Fotos: Cortesía de la entrevistada.

Por Joel García

Vestido con una bata verde por encima de su uniforme de siempre, y cumpliendo todas las medidas sanitarias, Fidel entró pasadas las diez de la noche del 22 de enero de 1993 a una de las salas estériles del hospital Hermanos Ameijeiras. Acostada en una cama estaba Ana Fidelia Quirós, sin conocer todavía la gravedad de las quemaduras sufridas en un accidente doméstico cinco horas antes.

Con los ojos hinchados de llanto y sorprendida por la repentina visita solo atinó a responder una de las dos preguntas que le hizo apenas pasó su mano por la frente, como el padre que llega a sufrir el dolor con su hija: “¿Cómo te sientes ahora? ¿Qué quieres que le digamos a tu mamá?”
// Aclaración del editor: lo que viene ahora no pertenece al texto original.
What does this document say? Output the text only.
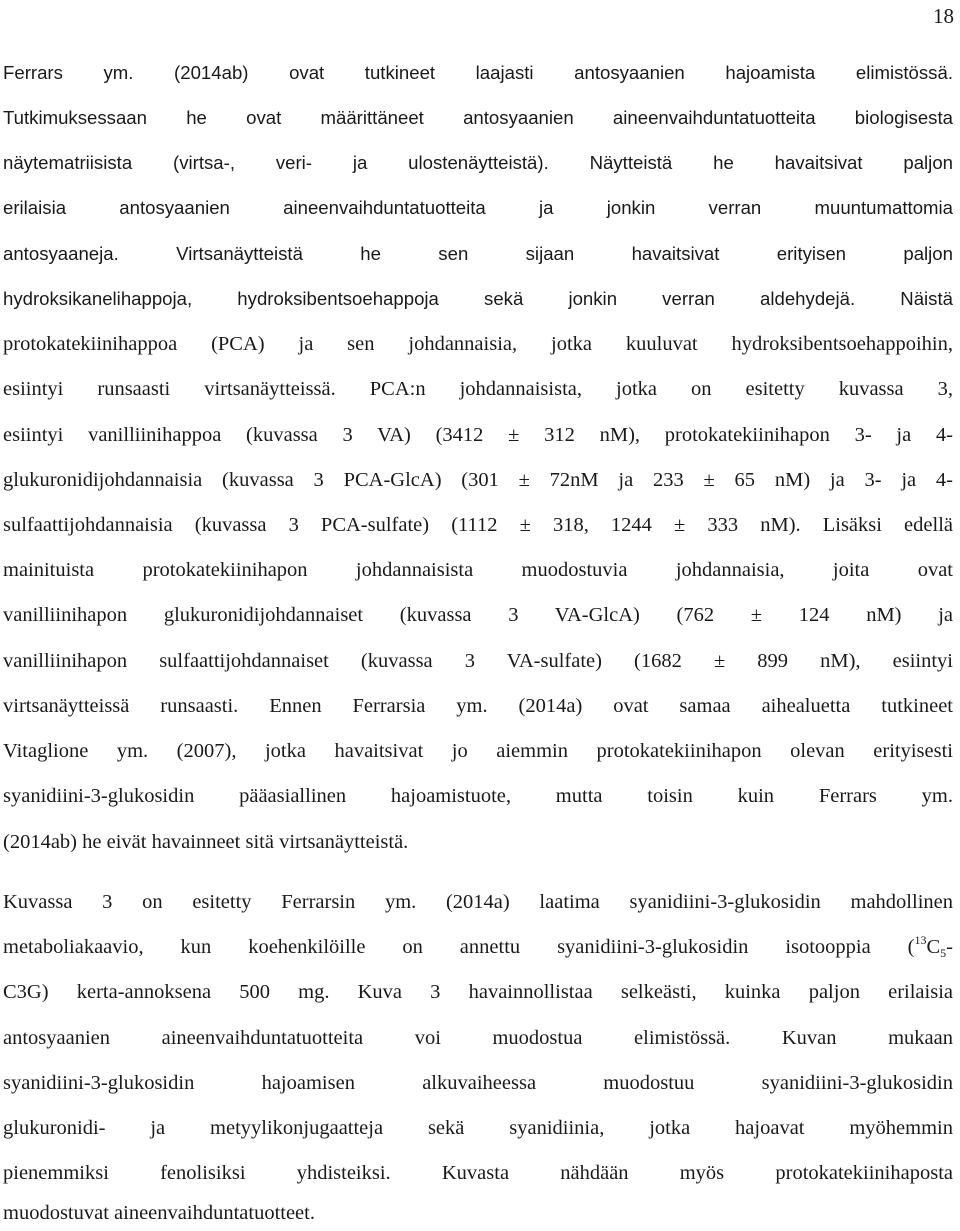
18
Ferrars ym. (2014ab) ovat tutkineet laajasti antosyaanien hajoamista elimistössä.
Tutkimuksessaan he ovat määrittäneet antosyaanien aineenvaihduntatuotteita biologisesta
näytematriisista (virtsa-, veri- ja ulostenäytteistä). Näytteistä he havaitsivat paljon
erilaisia antosyaanien aineenvaihduntatuotteita ja jonkin verran muuntumattomia
antosyaaneja. Virtsanäytteistä he sen sijaan havaitsivat erityisen paljon
hydroksikanelihappoja, hydroksibentsoehappoja sekä jonkin verran aldehydejä. Näistä
protokatekiinihappoa (PCA) ja sen johdannaisia, jotka kuuluvat hydroksibentsoehappoihin,
esiintyi runsaasti virtsanäytteissä. PCA:n johdannaisista, jotka on esitetty kuvassa 3,
esiintyi vanilliinihappoa (kuvassa 3 VA) (3412 ± 312 nM), protokatekiinihapon 3- ja 4-
glukuronidijohdannaisia (kuvassa 3 PCA-GlcA) (301 ± 72nM ja 233 ± 65 nM) ja 3- ja 4-
sulfaattijohdannaisia (kuvassa 3 PCA-sulfate) (1112 ± 318, 1244 ± 333 nM). Lisäksi edellä
mainituista protokatekiinihapon johdannaisista muodostuvia johdannaisia, joita ovat
vanilliinihapon glukuronidijohdannaiset (kuvassa 3 VA-GlcA) (762 ± 124 nM) ja
vanilliinihapon sulfaattijohdannaiset (kuvassa 3 VA-sulfate) (1682 ± 899 nM), esiintyi
virtsanäytteissä runsaasti. Ennen Ferrarsia ym. (2014a) ovat samaa aihealuetta tutkineet
Vitaglione ym. (2007), jotka havaitsivat jo aiemmin protokatekiinihapon olevan erityisesti
syanidiini-3-glukosidin pääasiallinen hajoamistuote, mutta toisin kuin Ferrars ym.
(2014ab) he eivät havainneet sitä virtsanäytteistä.
Kuvassa 3 on esitetty Ferrarsin ym. (2014a) laatima syanidiini-3-glukosidin mahdollinen
metaboliakaavio, kun koehenkilöille on annettu syanidiini-3-glukosidin isotooppia ($^{13}C_5-$
C3G) kerta-annoksena 500 mg. Kuva 3 havainnollistaa selkeästi, kuinka paljon erilaisia
antosyaanien aineenvaihduntatuotteita voi muodostua elimistössä. Kuvan mukaan
syanidiini-3-glukosidin hajoamisen alkuvaiheessa muodostuu syanidiini-3-glukosidin
glukuronidi- ja metyylikonjugaatteja sekä syanidiinia, jotka hajoavat myöhemmin
pienemmiksi fenolisiksi yhdisteiksi. Kuvasta nähdään myös protokatekiinihaposta
muodostuvat aineenvaihduntatuotteet.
“Comandante, no manden a buscar a mi mamá. Yo estoy bien y voy a correr de nuevo en cuanto salga de esto. Estaré en los Juegos Centroamericanos y del Caribe de Ponce”, contestó Ana,  embarazada y sin percatarse de que su vida peligraba al haber sufrido quemaduras de segundo y tercer grados en casi el 40 % de su cuerpo.
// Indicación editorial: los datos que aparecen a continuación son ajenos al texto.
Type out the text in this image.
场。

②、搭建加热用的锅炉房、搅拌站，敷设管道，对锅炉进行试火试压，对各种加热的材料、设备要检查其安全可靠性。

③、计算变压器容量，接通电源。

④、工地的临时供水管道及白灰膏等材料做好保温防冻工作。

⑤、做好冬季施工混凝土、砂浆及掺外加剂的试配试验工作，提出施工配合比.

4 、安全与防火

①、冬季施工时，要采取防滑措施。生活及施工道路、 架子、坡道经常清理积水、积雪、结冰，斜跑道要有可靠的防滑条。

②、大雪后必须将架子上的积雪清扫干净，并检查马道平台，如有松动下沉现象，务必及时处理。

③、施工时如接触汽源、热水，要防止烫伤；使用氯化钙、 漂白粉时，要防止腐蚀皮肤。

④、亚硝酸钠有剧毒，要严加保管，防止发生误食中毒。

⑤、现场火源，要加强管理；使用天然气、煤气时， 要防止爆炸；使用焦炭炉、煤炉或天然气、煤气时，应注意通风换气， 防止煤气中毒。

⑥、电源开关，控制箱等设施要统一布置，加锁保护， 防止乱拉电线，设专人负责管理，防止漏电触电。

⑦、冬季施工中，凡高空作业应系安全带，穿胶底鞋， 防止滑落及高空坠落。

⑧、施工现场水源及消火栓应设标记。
La voz de Fidel se quebró ante la confesión robusta de quien había visto ganar tantas veces en 400, 800 y 4×400 metros. Minutos antes los médicos le explicaron con lujo de detalles los primeros auxilios ofrecidos a la corredora en el hospital Calixto García y lo reservado de los pronósticos para un caso como ese.

“Ana, el objetivo ahora no es que tú vuelvas a correr y así se lo hice saber a tus doctores. Lo primero es salvarte la vida y que te recuperes”, sentenció sin apartarle la mano de la frente y la vista en su rostro moreno, que no salía del asombro por tanta generosidad y ternura del líder de la Revolución hacia una atleta.
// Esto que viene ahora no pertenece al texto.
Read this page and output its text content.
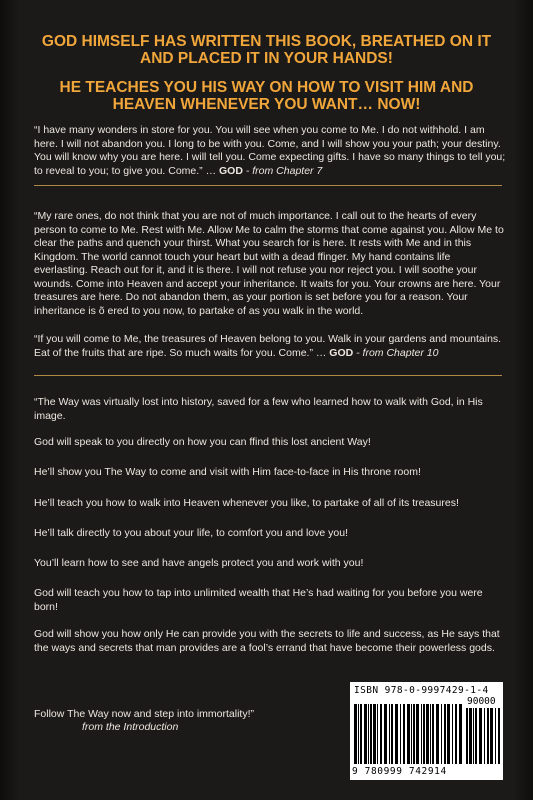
GOD HIMSELF HAS WRITTEN THIS BOOK, BREATHED ON IT AND PLACED IT IN YOUR HANDS!
HE TEACHES YOU HIS WAY ON HOW TO VISIT HIM AND HEAVEN WHENEVER YOU WANT… NOW!
“I have many wonders in store for you. You will see when you come to Me. I do not withhold. I am here. I will not abandon you. I long to be with you. Come, and I will show you your path; your destiny. You will know why you are here. I will tell you. Come expecting gifts. I have so many things to tell you; to reveal to you; to give you. Come.” … GOD - from Chapter 7
“My rare ones, do not think that you are not of much importance. I call out to the hearts of every person to come to Me. Rest with Me. Allow Me to calm the storms that come against you. Allow Me to clear the paths and quench your thirst. What you search for is here. It rests with Me and in this Kingdom. The world cannot touch your heart but with a dead ffinger. My hand contains life everlasting. Reach out for it, and it is there. I will not refuse you nor reject you. I will soothe your wounds. Come into Heaven and accept your inheritance. It waits for you. Your crowns are here. Your treasures are here. Do not abandon them, as your portion is set before you for a reason. Your inheritance is õ ered to you now, to partake of as you walk in the world.
“If you will come to Me, the treasures of Heaven belong to you. Walk in your gardens and mountains. Eat of the fruits that are ripe. So much waits for you. Come.” … GOD - from Chapter 10
“The Way was virtually lost into history, saved for a few who learned how to walk with God, in His image.
God will speak to you directly on how you can ffind this lost ancient Way!
He’ll show you The Way to come and visit with Him face-to-face in His throne room!
He’ll teach you how to walk into Heaven whenever you like, to partake of all of its treasures!
He’ll talk directly to you about your life, to comfort you and love you!
You’ll learn how to see and have angels protect you and work with you!
God will teach you how to tap into unlimited wealth that He’s had waiting for you before you were born!
God will show you how only He can provide you with the secrets to life and success, as He says that the ways and secrets that man provides are a fool’s errand that have become their powerless gods.
Follow The Way now and step into immortality!”
from the Introduction
ISBN 978-0-9997429-1-4
90000
9 780999 742914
Preocupado y atento hasta el mínimo detalle, Fidel volvió al hospital muchas veces (más de 20, asegura su familia), incluso cuando no estaba ya en terapia intensiva. La mayoría no las recuerda Ana con claridad, pues estaba bajo los efectos de los sedantes que necesita un paciente de quemaduras, con curas en días alternos.

Las enfermeras le decían: “Ana, despierta que por ahí viene el Comandante”, pero los ojos se cerraban, vencidos por los medicamentos. Entonces él hablaba con los médicos y con lamamá, a quien todo el tiempo le aseguró que tuviera confianza, que su hija se salvaría. Meses después algunos médicos que vivieron esos días tan difíciles contaron que Fidel en cada visita insistía en una idea: “Traten de salvarla porque ella representa mucho para Cuba y para mí”.

Cuando Ana había vencido el mayor peligro, por indicación del Comandante se creó un gimnasio especial para ella en el centro hospitalario. En una de las noches en que acudió a verla Fidel conversó con Martín García, amigo inseparable que corría junto a ella por las escaleras del hospital, desde el piso 15 hasta el 22, como parte del proceso de recuperación. Cual padre protector le lanzó una frase que solo conoció más tarde: “Trata de que ella no te alcance, cuídala”.

Tocaya, tú siempre me cambias la bola

La primera ocasión que Ana saludó personalmente a Fidel fue en la recepción ofrecida a la delegación cubana durante los Juegos Centroamericanos y del Caribe de La Habana 1982. Era apenas una integrante de la cuarteta 4×400, lo cual cambiaría cuatro años después tras ganar tres oros en el II Campeonato Iberoamericano de Atletismo, celebrado en el estadio Pedro Marrero, adonde acudió Fidel para disfrutar del certamen.

Le preguntó a Juantorena quién era la chica que corría su distancia y había vencido con tanta facilidad. Sin embargo, a ella nadie le dijo nada y salió para Santiago de Cuba al día siguiente, como acostumbraba a hacer al término de cada competencia, en compañía de su esposo de entonces, Raúl Cascaret, bicampeón mundial de lucha libre.

La localizaron en la tierra indómita porque el Comandante quería hablarle, pero como ese día no pudo salir hacia la capital por problemas de transporte se frustró haber conocido su oficina. “Pensé, la vida me dará otra oportunidad. Y me dio muchas”, recuerda la llamada Tormenta del Caribe.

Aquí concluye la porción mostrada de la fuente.